Когда я вошла в магазин, звякнул жиденьким звонком колокольчик над дверью.
Бородатый продавец улыбнулся мне из-за прилавка (он чем-то напоминал Бармалея
из детской книжки.) Мы немного поговорили о котятах. Рыжий оказался
породистой бестией и стоил триста пятьдесят долларов. Я погладила его и с
чистой совестью призналась, что у меня нет таких денег. Продавец хитро
улыбнулся и предложил мне молодого хорька, который стоил только сто десять. Я
вежливо отказалась от хорька, похожего на длинную волосатую колбасу с
бандитской мордой.
Но Бармалей не сдавался. Он вышел из-за прилавка, доверительно прикоснулся
к моему рукаву и спросил, есть ли у меня дети. Узнав, что у меня десятилетний
сын, он разразился комплиментами, как я молодо выгляжу, он никогда бы не
подумал, что у меня такой большой мальчик. Наверное, он появился, когда мне
было десять лет. Продавец захихикал над своей остротой. Насмеявшись, он
предложил купить за двадцатку моему "бамбино" бородавчатую ящерицу-игуану,
один вид которой поверг меня в ужас. Я боком начала пробираться к двери, но
Бармалей как бы случайно оказался между мной и выходом. Он устремил на меня
свои итальянские глаза и задушевным голосом оперного баритона пропел:
"Порадуйте своего больного ребенка, купите ему жабу. Всего три доллара. Он
лежит дома такой грустный и слабый. А вы придете к нему с подарком. Все
мальчики любят жаб. Я сам был когда-то маленьким, и жабы были моими лучшими
друзьями. Купите жабу, не пожалеете!"
Как по волшебству, в его руке оказалась стеклянная, обвязанная марлей
банка с пятнистой приветливой жабой. Жаба глядела на меня темными глазами с
итальянским разрезом и улыбалась. Я не могла устоять перед напором двойного
обаяния. Вытащила из кармана три мятых зеленых бумажки (сдача из овощного),
сунула банку в кулек с яблоками и побежала домой по раскисшему ноябрьскому
снегу.
* * *
Как и предполагал Бармалей-итальянец, жаба Мишке очень понравилась.
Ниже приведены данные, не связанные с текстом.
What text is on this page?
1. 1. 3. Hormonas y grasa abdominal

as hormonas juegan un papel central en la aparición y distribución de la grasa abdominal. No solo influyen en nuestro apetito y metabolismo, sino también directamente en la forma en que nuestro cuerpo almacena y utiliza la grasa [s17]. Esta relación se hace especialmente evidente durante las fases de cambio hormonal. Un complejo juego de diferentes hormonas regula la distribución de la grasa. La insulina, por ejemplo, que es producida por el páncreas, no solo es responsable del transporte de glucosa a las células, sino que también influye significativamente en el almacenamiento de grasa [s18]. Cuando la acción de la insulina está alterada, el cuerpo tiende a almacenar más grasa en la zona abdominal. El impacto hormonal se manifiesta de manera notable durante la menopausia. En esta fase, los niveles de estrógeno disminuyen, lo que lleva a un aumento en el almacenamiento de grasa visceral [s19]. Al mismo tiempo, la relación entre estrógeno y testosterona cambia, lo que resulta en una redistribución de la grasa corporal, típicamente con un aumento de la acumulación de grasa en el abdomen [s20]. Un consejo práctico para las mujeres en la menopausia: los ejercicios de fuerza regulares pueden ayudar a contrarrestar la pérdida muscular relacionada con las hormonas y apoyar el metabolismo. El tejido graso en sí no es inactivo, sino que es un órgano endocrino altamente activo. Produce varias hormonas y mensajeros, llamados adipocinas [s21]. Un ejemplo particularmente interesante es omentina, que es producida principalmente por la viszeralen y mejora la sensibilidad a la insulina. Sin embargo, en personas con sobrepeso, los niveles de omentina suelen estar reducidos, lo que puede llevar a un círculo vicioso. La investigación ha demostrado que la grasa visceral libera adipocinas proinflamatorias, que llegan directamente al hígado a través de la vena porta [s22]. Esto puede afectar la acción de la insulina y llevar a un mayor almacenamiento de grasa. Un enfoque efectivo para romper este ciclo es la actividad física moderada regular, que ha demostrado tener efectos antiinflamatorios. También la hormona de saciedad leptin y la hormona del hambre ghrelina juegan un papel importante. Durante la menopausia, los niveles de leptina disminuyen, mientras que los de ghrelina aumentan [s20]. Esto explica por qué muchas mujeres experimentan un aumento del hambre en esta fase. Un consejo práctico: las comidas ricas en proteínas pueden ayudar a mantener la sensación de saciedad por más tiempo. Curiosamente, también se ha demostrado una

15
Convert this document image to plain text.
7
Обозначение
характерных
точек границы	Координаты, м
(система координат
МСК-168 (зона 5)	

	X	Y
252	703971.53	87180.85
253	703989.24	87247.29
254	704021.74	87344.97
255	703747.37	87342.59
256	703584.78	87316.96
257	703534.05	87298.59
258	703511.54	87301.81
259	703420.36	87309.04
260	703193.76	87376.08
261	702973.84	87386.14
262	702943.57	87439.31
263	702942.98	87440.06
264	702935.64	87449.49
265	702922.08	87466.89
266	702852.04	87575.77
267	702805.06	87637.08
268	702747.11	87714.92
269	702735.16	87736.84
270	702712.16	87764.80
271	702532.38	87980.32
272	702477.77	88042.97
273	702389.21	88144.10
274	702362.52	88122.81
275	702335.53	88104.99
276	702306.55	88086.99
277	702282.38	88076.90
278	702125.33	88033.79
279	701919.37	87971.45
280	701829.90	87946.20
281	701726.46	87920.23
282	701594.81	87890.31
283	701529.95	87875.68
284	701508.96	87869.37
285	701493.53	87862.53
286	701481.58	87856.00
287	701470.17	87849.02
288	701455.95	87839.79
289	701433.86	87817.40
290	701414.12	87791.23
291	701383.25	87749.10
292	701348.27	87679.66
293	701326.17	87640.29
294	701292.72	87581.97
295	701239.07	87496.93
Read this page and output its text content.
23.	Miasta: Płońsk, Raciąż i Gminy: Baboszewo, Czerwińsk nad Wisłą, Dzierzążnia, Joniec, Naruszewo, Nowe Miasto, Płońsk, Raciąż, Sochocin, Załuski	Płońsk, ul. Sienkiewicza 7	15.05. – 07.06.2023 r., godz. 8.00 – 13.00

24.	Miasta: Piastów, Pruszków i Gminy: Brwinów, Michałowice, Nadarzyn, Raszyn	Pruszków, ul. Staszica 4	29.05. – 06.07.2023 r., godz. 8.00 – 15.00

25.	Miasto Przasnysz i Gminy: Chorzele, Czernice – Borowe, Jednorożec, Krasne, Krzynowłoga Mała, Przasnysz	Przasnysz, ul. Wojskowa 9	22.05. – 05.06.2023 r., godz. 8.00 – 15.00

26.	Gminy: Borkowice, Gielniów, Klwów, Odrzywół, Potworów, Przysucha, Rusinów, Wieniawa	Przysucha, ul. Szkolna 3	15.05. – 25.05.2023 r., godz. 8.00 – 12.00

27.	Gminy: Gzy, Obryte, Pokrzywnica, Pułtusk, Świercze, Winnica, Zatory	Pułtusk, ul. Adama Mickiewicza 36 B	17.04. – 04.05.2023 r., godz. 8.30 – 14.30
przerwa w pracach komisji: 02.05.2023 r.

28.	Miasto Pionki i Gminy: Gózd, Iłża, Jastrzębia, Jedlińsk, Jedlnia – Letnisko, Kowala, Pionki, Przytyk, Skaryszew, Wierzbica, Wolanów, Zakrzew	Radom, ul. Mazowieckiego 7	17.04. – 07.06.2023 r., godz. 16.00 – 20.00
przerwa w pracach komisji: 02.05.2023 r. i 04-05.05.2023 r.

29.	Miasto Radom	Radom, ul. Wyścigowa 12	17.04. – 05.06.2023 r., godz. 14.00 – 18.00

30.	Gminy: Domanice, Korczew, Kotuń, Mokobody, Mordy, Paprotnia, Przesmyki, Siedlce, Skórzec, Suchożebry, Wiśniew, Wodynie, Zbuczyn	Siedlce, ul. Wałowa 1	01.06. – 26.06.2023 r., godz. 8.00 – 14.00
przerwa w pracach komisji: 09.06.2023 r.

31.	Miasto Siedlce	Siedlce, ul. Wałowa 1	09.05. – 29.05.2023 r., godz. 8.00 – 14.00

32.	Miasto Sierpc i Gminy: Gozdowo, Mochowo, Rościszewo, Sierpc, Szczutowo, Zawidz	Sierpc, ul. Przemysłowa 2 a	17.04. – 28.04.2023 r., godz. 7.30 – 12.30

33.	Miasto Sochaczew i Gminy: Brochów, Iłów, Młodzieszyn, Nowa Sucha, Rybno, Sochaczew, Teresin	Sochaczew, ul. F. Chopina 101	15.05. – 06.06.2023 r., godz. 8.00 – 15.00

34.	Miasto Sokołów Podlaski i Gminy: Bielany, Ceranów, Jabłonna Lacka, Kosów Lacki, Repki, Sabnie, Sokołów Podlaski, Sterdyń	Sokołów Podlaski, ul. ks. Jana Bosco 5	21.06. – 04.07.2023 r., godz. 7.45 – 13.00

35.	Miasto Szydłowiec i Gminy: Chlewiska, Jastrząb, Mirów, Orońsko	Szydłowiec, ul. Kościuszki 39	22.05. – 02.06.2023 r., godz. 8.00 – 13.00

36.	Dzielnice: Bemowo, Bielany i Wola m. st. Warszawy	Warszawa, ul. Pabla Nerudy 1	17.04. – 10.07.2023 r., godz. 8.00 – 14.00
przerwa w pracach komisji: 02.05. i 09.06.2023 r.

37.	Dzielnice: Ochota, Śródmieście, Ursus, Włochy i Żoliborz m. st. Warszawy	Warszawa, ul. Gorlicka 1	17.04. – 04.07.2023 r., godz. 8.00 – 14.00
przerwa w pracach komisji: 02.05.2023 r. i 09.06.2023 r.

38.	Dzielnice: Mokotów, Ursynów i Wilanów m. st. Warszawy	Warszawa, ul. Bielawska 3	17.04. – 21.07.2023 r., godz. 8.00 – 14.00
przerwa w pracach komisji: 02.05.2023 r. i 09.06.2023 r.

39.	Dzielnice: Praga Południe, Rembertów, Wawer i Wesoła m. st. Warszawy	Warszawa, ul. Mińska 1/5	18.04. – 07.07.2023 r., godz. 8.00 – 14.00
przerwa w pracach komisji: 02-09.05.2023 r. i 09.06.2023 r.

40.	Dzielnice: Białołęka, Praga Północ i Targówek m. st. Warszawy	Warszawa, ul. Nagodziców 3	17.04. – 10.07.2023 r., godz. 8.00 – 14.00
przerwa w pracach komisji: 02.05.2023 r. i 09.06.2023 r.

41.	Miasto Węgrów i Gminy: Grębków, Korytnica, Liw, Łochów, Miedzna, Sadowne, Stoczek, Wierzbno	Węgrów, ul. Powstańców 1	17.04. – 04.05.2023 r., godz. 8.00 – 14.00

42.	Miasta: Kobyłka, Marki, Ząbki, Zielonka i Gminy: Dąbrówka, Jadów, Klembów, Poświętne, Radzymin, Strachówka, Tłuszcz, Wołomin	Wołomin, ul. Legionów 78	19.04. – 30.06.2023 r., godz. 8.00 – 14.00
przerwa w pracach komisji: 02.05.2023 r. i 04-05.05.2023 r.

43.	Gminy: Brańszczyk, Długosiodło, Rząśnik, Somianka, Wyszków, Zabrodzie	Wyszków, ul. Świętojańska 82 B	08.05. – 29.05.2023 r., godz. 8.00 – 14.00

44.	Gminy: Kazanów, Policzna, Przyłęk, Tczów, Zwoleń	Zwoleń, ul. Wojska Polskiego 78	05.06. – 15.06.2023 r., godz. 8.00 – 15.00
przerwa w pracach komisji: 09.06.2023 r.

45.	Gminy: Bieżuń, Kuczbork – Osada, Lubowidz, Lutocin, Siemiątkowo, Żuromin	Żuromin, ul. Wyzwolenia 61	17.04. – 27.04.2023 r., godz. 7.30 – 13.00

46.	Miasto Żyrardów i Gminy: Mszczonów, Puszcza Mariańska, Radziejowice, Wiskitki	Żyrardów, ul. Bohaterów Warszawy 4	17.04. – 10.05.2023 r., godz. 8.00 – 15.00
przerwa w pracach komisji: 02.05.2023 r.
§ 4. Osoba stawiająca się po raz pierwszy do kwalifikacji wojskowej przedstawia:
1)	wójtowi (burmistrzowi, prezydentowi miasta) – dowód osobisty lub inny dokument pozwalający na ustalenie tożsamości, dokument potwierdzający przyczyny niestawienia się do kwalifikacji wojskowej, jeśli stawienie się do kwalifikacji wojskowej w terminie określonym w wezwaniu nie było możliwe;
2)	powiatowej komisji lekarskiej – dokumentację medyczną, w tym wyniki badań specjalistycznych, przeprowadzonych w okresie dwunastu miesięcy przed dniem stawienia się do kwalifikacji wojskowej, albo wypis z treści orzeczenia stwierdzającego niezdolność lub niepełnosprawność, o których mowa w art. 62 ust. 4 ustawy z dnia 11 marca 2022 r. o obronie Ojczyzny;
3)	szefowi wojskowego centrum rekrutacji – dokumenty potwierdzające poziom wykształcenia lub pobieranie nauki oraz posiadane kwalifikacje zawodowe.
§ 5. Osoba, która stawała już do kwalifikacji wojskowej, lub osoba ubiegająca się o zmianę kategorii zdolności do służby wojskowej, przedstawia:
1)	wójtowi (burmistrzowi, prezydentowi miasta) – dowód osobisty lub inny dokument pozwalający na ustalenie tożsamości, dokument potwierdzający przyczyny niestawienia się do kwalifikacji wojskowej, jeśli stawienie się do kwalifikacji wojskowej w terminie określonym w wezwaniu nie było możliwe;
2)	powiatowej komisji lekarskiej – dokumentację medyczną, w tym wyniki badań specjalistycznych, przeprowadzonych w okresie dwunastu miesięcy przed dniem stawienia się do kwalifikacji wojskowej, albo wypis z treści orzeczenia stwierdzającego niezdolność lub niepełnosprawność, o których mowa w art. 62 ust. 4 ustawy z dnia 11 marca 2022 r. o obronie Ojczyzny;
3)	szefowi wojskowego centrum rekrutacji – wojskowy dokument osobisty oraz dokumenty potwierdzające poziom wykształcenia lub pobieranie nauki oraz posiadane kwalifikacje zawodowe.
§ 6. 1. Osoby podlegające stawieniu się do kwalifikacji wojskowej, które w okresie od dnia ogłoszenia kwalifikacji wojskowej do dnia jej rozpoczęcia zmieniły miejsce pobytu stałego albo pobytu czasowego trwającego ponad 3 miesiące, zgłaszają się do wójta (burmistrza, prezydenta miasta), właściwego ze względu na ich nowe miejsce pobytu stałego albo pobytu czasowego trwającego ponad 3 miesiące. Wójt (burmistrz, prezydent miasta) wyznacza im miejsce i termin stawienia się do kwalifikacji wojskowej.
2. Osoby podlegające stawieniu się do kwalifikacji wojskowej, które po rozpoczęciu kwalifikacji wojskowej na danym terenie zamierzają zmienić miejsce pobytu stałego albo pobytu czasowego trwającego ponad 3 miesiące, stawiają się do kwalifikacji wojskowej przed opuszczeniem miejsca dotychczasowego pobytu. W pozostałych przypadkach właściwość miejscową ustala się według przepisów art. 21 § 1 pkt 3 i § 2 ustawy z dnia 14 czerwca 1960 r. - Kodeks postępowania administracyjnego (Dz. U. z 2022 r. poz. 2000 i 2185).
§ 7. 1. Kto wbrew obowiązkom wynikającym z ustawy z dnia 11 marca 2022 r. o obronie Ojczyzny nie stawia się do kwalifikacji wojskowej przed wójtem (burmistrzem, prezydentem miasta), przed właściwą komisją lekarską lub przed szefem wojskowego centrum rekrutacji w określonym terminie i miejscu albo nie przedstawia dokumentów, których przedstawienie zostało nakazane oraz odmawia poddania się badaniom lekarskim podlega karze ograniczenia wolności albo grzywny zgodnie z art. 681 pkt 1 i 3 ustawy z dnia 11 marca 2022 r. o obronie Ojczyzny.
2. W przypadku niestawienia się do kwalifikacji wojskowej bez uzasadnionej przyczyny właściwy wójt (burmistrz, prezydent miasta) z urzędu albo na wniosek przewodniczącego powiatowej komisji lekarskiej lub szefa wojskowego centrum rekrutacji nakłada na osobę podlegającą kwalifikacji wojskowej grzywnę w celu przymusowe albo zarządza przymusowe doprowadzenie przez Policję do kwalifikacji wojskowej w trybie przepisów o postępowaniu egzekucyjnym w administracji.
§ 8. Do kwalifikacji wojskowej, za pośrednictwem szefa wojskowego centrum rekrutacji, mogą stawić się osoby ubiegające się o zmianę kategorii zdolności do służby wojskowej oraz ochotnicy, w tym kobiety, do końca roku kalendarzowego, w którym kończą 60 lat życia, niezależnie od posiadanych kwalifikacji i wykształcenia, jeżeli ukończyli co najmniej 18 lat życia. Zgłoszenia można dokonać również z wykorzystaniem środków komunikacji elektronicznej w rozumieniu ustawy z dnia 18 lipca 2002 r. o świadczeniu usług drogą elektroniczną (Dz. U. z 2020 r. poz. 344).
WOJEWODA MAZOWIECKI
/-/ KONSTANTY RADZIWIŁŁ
Мой
сын, увлекающийся биологией, сообщил, что это - самец какой-то
южно-американской жабьей породы, и дал ему имя Ханс. Через несколько дней
Ханс совсем освоился в нашей квартире и бодро прыгал по всем комнатам. За
обедом (по мишкиному требованию) Ханс сидел за столом на отдельном стуле и
жрал зеленый салат и тертую морковку из голубой сервизной тарелки. Когда
Мишка играл с компьютером, Ханс, умащиваясь рядом с ним, внимательно смотрел
на экран немигающими выпученными глазами. Мишка почему-то очень смущался,
когда я заставала их вдвоем перед компьютером. Но у меня не было времени с
этим разбираться. Меня совершенно завалили работой. Я сидела над проектами до
поздней ночи и все выходные напролет.
В воскресенье я завозилась со стиркой и уборкой, и короткий туманный день
пролетел незаметно. За работу смогла сесть только поздно вечером, уложив
Мишку. Мне смертельно хотелось спать, но нужно было непременно закончить
проект. Ханс сидел рядом, неодобрительно глядя, как я бестолку колочу по
клавишам. К двенадцати ночи мои глаза стали горячими и красными, как
недожаренные тефтели, и начали вылезать из орбит. Проект застрял на мертвой
точке, но я уже ничего не соображала. Не выключая компьютер, я пошла в ванну,
промыла глаза холодной водой. Немного полегчало. Сварила кофе и присела к
кухонному столу, прихлебывая горячий напиток и бессмысленно рассматривая
узоры на липкой синей клеенке. Предстояла бессонная ночь, а за ней полный
рабочий день и вечер, насыщенный мишкиными капризами, мытьем посуды и еще
один незаконченный проект...
Я очнулась от стрекотания принтера - печатающего устройства, соединенного
с моим компьютером. Проклятие! Наверное, Ханс прыгнул на клавиши и запустил
его в действие. Опрокидывая стулья, я ринулась в комнату. Ханс сидел, разинув
рот перед экраном, а из принтера вылезали один за другим мелко напечатанные
листки. Сколько бумаги перепортил! Я автоматически сложила напечатанное в
стопку, укоризненно глядя на Ханса. Назвала его мерзкой жабой и разными
другими нелестными именами, но он только улыбался. Я перевела взгляд на пачку
бумаги. Передо мной лежал мой проект - законченный, оформленный,
напечатанный.
* * *
Весь следующий день я провела в глубоком раздумье. Не развлекла меня даже
похвала начальника, что я решила поставленную в проекте задачу оригинально,
изящно и экономично (если так и дальше пойдет, то мне прибавят зарплату). К
вечеру я решилась поговорить с Хансом начистоту.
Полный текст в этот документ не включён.